Statute of limitations on transfer pricing assessments
Under Section 19 of the Thai tax code, the statute of limitations is two years from the date of filing the tax return. This period is extendible to five years if tax evasion or fraud is suspected.
Return disclosures/related-party disclosures
No disclosure of the existence or non-existence of transfer pricing documentation is required to be submitted with a tax return. Nor does any documentation need to be filed with a tax return.
Under the Thai Federation of Accounting Professions and Securities and Exchange Commission of Thailand (SEC) regulations, the related party transactions of companies listed on the SEC must be disclosed in the company’s financial statements and annual report.
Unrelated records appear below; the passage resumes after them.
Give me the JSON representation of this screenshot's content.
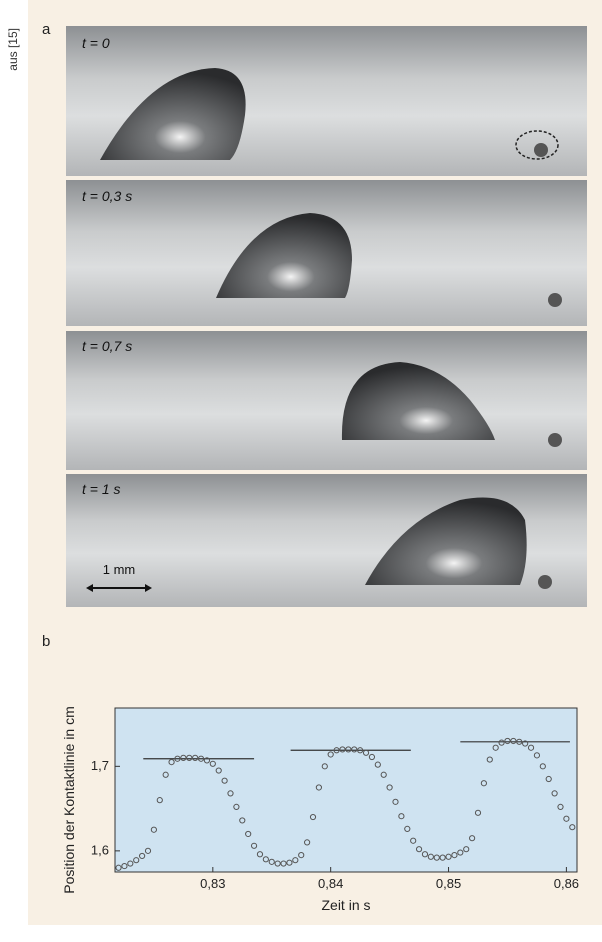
{
  "source": "aus [15]",
  "panel_a": {
    "label": "a",
    "frames": [
      {
        "label": "t = 0"
      },
      {
        "label": "t = 0,3 s"
      },
      {
        "label": "t = 0,7 s"
      },
      {
        "label": "t = 1 s"
      }
    ],
    "scale_label": "1 mm"
  },
  "panel_b": {
    "label": "b"
  },
  "chart_data": {
    "type": "scatter",
    "x_label": "Zeit in s",
    "y_label": "Position der Kontaktlinie in cm",
    "xlim": [
      0.8217,
      0.8609
    ],
    "ylim": [
      1.575,
      1.769
    ],
    "xticks": [
      {
        "value": 0.83,
        "label": "0,83"
      },
      {
        "value": 0.84,
        "label": "0,84"
      },
      {
        "value": 0.85,
        "label": "0,85"
      },
      {
        "value": 0.86,
        "label": "0,86"
      }
    ],
    "yticks": [
      {
        "value": 1.6,
        "label": "1,6"
      },
      {
        "value": 1.7,
        "label": "1,7"
      }
    ],
    "color": "#555555",
    "background": "#cfe3f1",
    "x": [
      0.822,
      0.8225,
      0.823,
      0.8235,
      0.824,
      0.8245,
      0.825,
      0.8255,
      0.826,
      0.8265,
      0.827,
      0.8275,
      0.828,
      0.8285,
      0.829,
      0.8295,
      0.83,
      0.8305,
      0.831,
      0.8315,
      0.832,
      0.8325,
      0.833,
      0.8335,
      0.834,
      0.8345,
      0.835,
      0.8355,
      0.836,
      0.8365,
      0.837,
      0.8375,
      0.838,
      0.8385,
      0.839,
      0.8395,
      0.84,
      0.8405,
      0.841,
      0.8415,
      0.842,
      0.8425,
      0.843,
      0.8435,
      0.844,
      0.8445,
      0.845,
      0.8455,
      0.846,
      0.8465,
      0.847,
      0.8475,
      0.848,
      0.8485,
      0.849,
      0.8495,
      0.85,
      0.8505,
      0.851,
      0.8515,
      0.852,
      0.8525,
      0.853,
      0.8535,
      0.854,
      0.8545,
      0.855,
      0.8555,
      0.856,
      0.8565,
      0.857,
      0.8575,
      0.858,
      0.8585,
      0.859,
      0.8595,
      0.86,
      0.8605
    ],
    "values": [
      1.58,
      1.582,
      1.585,
      1.589,
      1.594,
      1.6,
      1.625,
      1.66,
      1.69,
      1.705,
      1.709,
      1.71,
      1.71,
      1.71,
      1.709,
      1.707,
      1.703,
      1.695,
      1.683,
      1.668,
      1.652,
      1.636,
      1.62,
      1.606,
      1.596,
      1.59,
      1.587,
      1.585,
      1.585,
      1.586,
      1.589,
      1.595,
      1.61,
      1.64,
      1.675,
      1.7,
      1.714,
      1.719,
      1.72,
      1.72,
      1.72,
      1.719,
      1.716,
      1.711,
      1.702,
      1.69,
      1.675,
      1.658,
      1.641,
      1.626,
      1.612,
      1.602,
      1.596,
      1.593,
      1.592,
      1.592,
      1.593,
      1.595,
      1.598,
      1.602,
      1.615,
      1.645,
      1.68,
      1.708,
      1.722,
      1.728,
      1.73,
      1.73,
      1.729,
      1.727,
      1.722,
      1.713,
      1.7,
      1.685,
      1.668,
      1.652,
      1.638,
      1.628
    ],
    "ref_lines": [
      {
        "y": 1.709,
        "x": [
          0.8241,
          0.8335
        ]
      },
      {
        "y": 1.719,
        "x": [
          0.8366,
          0.8468
        ]
      },
      {
        "y": 1.729,
        "x": [
          0.851,
          0.8603
        ]
      }
    ]
  }
}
Non-listed companies are not required to disclose related-party transactions in their financial statements.
Audit risk/transfer pricing scrutiny
Scrutiny of transfer pricing during a tax audit or inquiry in Thailand is common and the risk to the average multinational company is moderately- to slightly-high. The TRD expects taxpayers to cooperate in providing relevant transfer pricing support documentation. It is likely that failure to do so will lead to a tax audit.
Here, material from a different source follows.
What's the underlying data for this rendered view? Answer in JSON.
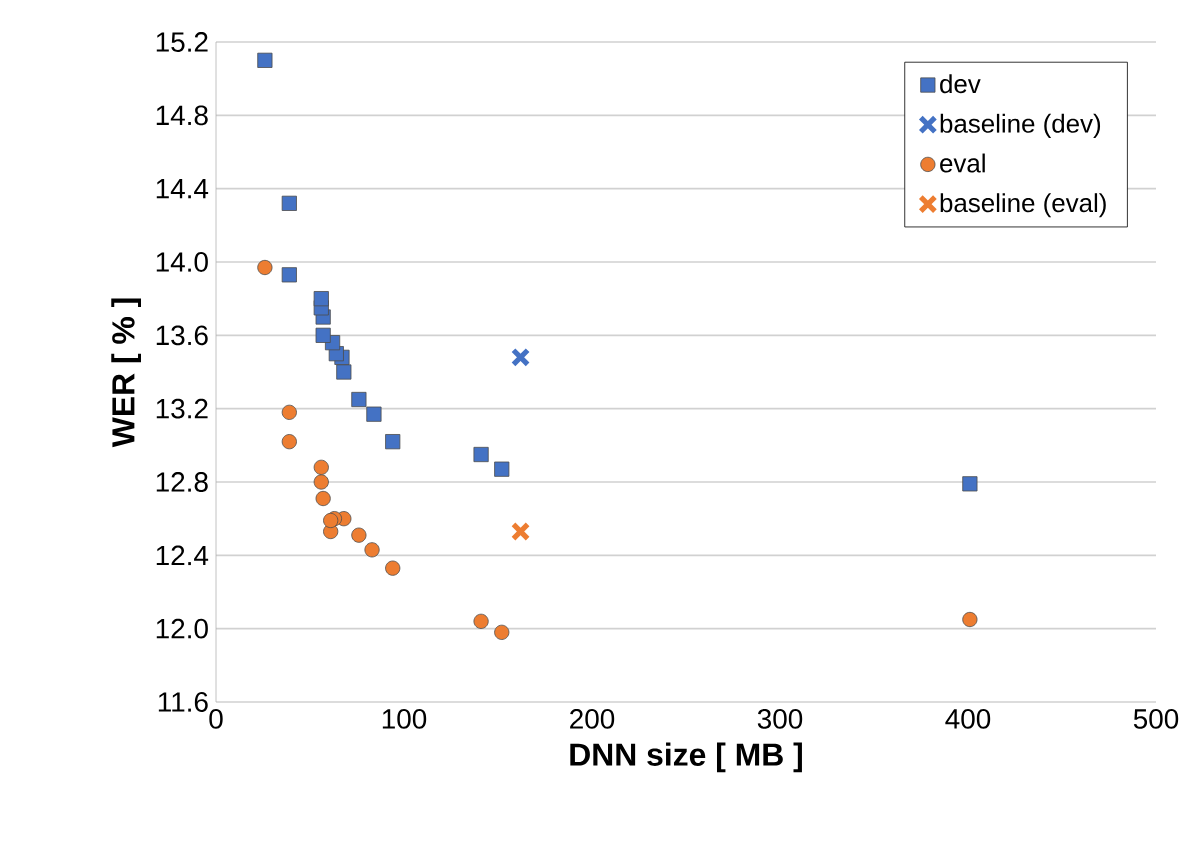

Generally, the TRD makes transfer pricing adjustments to the deductibility of expense items through its annual routine visits to taxpayers to review their business operations. During such checks, if officials find any transactions warranting further scrutiny (including deductibility of expenses arising from intercompany transactions), a further investigation will be conducted. In most cases, the taxpayer under investigation will be required to add back the expenses (to the extent deemed excessive) to taxable income and pay the additional tax arising. The final tax adjustments are then generally settled by way of negotiations.
Since 2006, there has been more aggressive enforcement by the TRD in all areas of tax, especially transfer pricing. The increased level of enforcement mainly arises from tax collection pressure on the TRD to compensate for customs duty and excise tax shortfalls.
APA opportunity
Given that the formal BAPA guideline has been issued in April 2010, TRD actively encourages taxpayers to enter into an APA due to reasons such as allowing a greater degree of certainty in terms of future taxes to be paid, and eliminating double taxation pursuant to double tax treaties signed between Thailand and other jurisdictions.
Currently, TRD is active in negotiating APAs with Japan. Since the issuance of the Thai transfer pricing guideline and BAPA guideline in 2002 and 2010, respectively, there were four BAPAs concluded between Thailand and Japan to date. Currently, there are fifteen BAPAs that are in the process of being reviewed and negotiated.